6. Any DIY repairs acceptable?
The issue we come across with DIY repairs is that everyone has a different level of expertise when it comes to home improvements. Again, my best advice is to talk with your inspector face-to-face or over the phone and ask them questions about any deficiencies marked on the report. There are items we are legally required to cite, but are by no means a “deal breaker.”
7. Can a buyer request their own inspector or does the realtor / agent have the authority?
Inspections are paid for by the buyer, so they can pick whichever inspector they would like to work with. Realtors are a great resource to ask for recommendations since they work with many inspectors on a regular basis.

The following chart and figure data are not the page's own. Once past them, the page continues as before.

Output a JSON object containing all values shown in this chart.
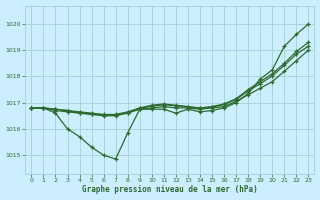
{
  "title": "Graphe pression niveau de la mer (hPa)",
  "xlim": [
    -0.5,
    23.5
  ],
  "ylim": [
    1014.3,
    1020.7
  ],
  "yticks": [
    1015,
    1016,
    1017,
    1018,
    1019,
    1020
  ],
  "xtick_labels": [
    "0",
    "1",
    "2",
    "3",
    "4",
    "5",
    "6",
    "7",
    "8",
    "9",
    "10",
    "11",
    "12",
    "13",
    "14",
    "15",
    "16",
    "17",
    "18",
    "19",
    "20",
    "21",
    "22",
    "23"
  ],
  "background_color": "#cceeff",
  "grid_color": "#99cccc",
  "line_color": "#2d6a2d",
  "series": [
    [
      1016.8,
      1016.8,
      1016.6,
      1016.0,
      1015.7,
      1015.3,
      1015.0,
      1014.85,
      1015.85,
      1016.75,
      1016.75,
      1016.75,
      1016.6,
      1016.75,
      1016.65,
      1016.7,
      1016.8,
      1017.0,
      1017.35,
      1017.9,
      1018.25,
      1019.15,
      1019.6,
      1020.0
    ],
    [
      1016.8,
      1016.8,
      1016.7,
      1016.65,
      1016.6,
      1016.55,
      1016.5,
      1016.5,
      1016.6,
      1016.75,
      1016.8,
      1016.85,
      1016.8,
      1016.8,
      1016.75,
      1016.8,
      1016.85,
      1017.05,
      1017.3,
      1017.55,
      1017.8,
      1018.2,
      1018.6,
      1019.0
    ],
    [
      1016.8,
      1016.8,
      1016.75,
      1016.7,
      1016.65,
      1016.6,
      1016.55,
      1016.55,
      1016.65,
      1016.8,
      1016.9,
      1016.95,
      1016.9,
      1016.85,
      1016.8,
      1016.85,
      1016.95,
      1017.15,
      1017.5,
      1017.8,
      1018.1,
      1018.5,
      1018.95,
      1019.3
    ],
    [
      1016.8,
      1016.8,
      1016.75,
      1016.7,
      1016.6,
      1016.58,
      1016.53,
      1016.52,
      1016.62,
      1016.78,
      1016.87,
      1016.92,
      1016.88,
      1016.84,
      1016.78,
      1016.83,
      1016.93,
      1017.12,
      1017.45,
      1017.72,
      1018.02,
      1018.42,
      1018.85,
      1019.15
    ]
  ]
}
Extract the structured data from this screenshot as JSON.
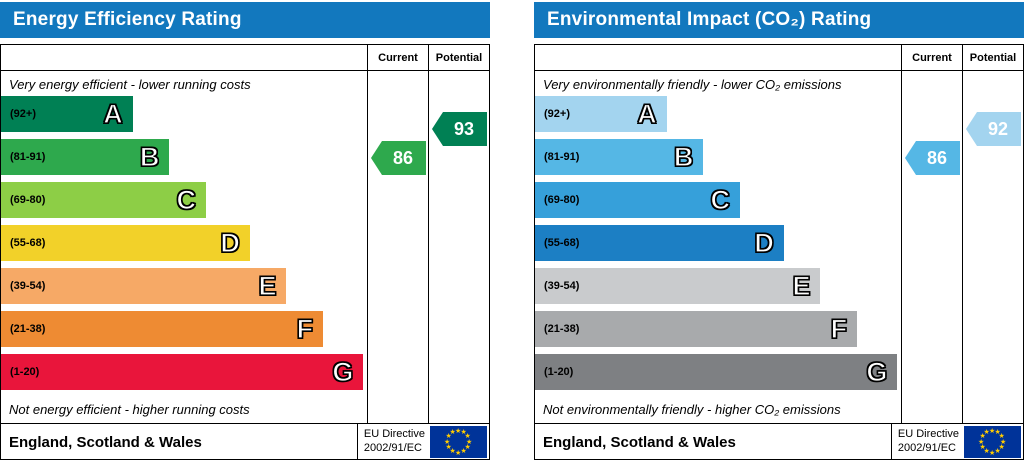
{
  "chart_data": [
    {
      "type": "bar",
      "title": "Energy Efficiency Rating",
      "header_color": "#1278be",
      "columns": [
        "Current",
        "Potential"
      ],
      "top_note": "Very energy efficient - lower running costs",
      "bottom_note": "Not energy efficient - higher running costs",
      "categories": [
        "A (92+)",
        "B (81-91)",
        "C (69-80)",
        "D (55-68)",
        "E (39-54)",
        "F (21-38)",
        "G (1-20)"
      ],
      "bands": [
        {
          "letter": "A",
          "range": "(92+)",
          "color": "#008054",
          "width_pct": 36
        },
        {
          "letter": "B",
          "range": "(81-91)",
          "color": "#2ea94d",
          "width_pct": 46
        },
        {
          "letter": "C",
          "range": "(69-80)",
          "color": "#8dce46",
          "width_pct": 56
        },
        {
          "letter": "D",
          "range": "(55-68)",
          "color": "#f2d129",
          "width_pct": 68
        },
        {
          "letter": "E",
          "range": "(39-54)",
          "color": "#f6a966",
          "width_pct": 78
        },
        {
          "letter": "F",
          "range": "(21-38)",
          "color": "#ee8b33",
          "width_pct": 88
        },
        {
          "letter": "G",
          "range": "(1-20)",
          "color": "#e9153b",
          "width_pct": 99
        }
      ],
      "current": {
        "value": 86,
        "band_index": 1,
        "color": "#2ea94d",
        "text_color": "#ffffff"
      },
      "potential": {
        "value": 93,
        "band_index": 0,
        "color": "#008054",
        "text_color": "#ffffff"
      },
      "footer": {
        "region": "England, Scotland & Wales",
        "directive_line1": "EU Directive",
        "directive_line2": "2002/91/EC"
      },
      "flag_colors": {
        "background": "#003399",
        "stars": "#ffcc00"
      }
    },
    {
      "type": "bar",
      "title": "Environmental Impact (CO₂) Rating",
      "header_color": "#1278be",
      "columns": [
        "Current",
        "Potential"
      ],
      "top_note": "Very environmentally friendly - lower CO₂ emissions",
      "bottom_note": "Not environmentally friendly - higher CO₂ emissions",
      "categories": [
        "A (92+)",
        "B (81-91)",
        "C (69-80)",
        "D (55-68)",
        "E (39-54)",
        "F (21-38)",
        "G (1-20)"
      ],
      "bands": [
        {
          "letter": "A",
          "range": "(92+)",
          "color": "#a3d4ef",
          "width_pct": 36
        },
        {
          "letter": "B",
          "range": "(81-91)",
          "color": "#55b7e5",
          "width_pct": 46
        },
        {
          "letter": "C",
          "range": "(69-80)",
          "color": "#36a0da",
          "width_pct": 56
        },
        {
          "letter": "D",
          "range": "(55-68)",
          "color": "#1c7fc4",
          "width_pct": 68
        },
        {
          "letter": "E",
          "range": "(39-54)",
          "color": "#c9cbcd",
          "width_pct": 78
        },
        {
          "letter": "F",
          "range": "(21-38)",
          "color": "#a8aaac",
          "width_pct": 88
        },
        {
          "letter": "G",
          "range": "(1-20)",
          "color": "#7e8083",
          "width_pct": 99
        }
      ],
      "current": {
        "value": 86,
        "band_index": 1,
        "color": "#55b7e5",
        "text_color": "#ffffff"
      },
      "potential": {
        "value": 92,
        "band_index": 0,
        "color": "#a3d4ef",
        "text_color": "#ffffff"
      },
      "footer": {
        "region": "England, Scotland & Wales",
        "directive_line1": "EU Directive",
        "directive_line2": "2002/91/EC"
      },
      "flag_colors": {
        "background": "#003399",
        "stars": "#ffcc00"
      }
    }
  ]
}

Ultimately, it’s a great idea to see which inspectors are available and willing to give their clients the absolute best service.
8. What are major findings that can cause some issues down the road?
The “big five” fall under what some inspectors call a five point inspection. If your inspector marks deficiencies with the foundation, plumbing, electrical, HVAC, or roof, it’s a good idea to have these evaluated by a licensed professional before the expiration of the buyer’s option period.
9. How Is the home inspection different on an existing home vs a new build.
With existing homes, we have to take into consideration the building codes adopted when the home was built. We may have to mark something deficient due to the current year’s codes that simply didn’t exist twenty or thirty years ago. Most inspectors will explain these changes, but don’t be afraid to ask about how the building codes and expectations have changed since the home was built. Both buyers and inspectors expect to see more “normal wear and tear” documented on existing homes than new builds.
10. These are questions coming from buyer/seller perspective. Do you have any additional insight into the home inspection process?
Go to the last 30 minutes of the inspection. Ask questions. Find an inspector who is willing to make sure you feel comfortable with your purchase. They have the best insight into the place you’re about to call home. If you have any questions about what to expect from the home inspection process, we are here to help.
Disclosure- I have hired Josh’s service to for a pre-drywall inspection.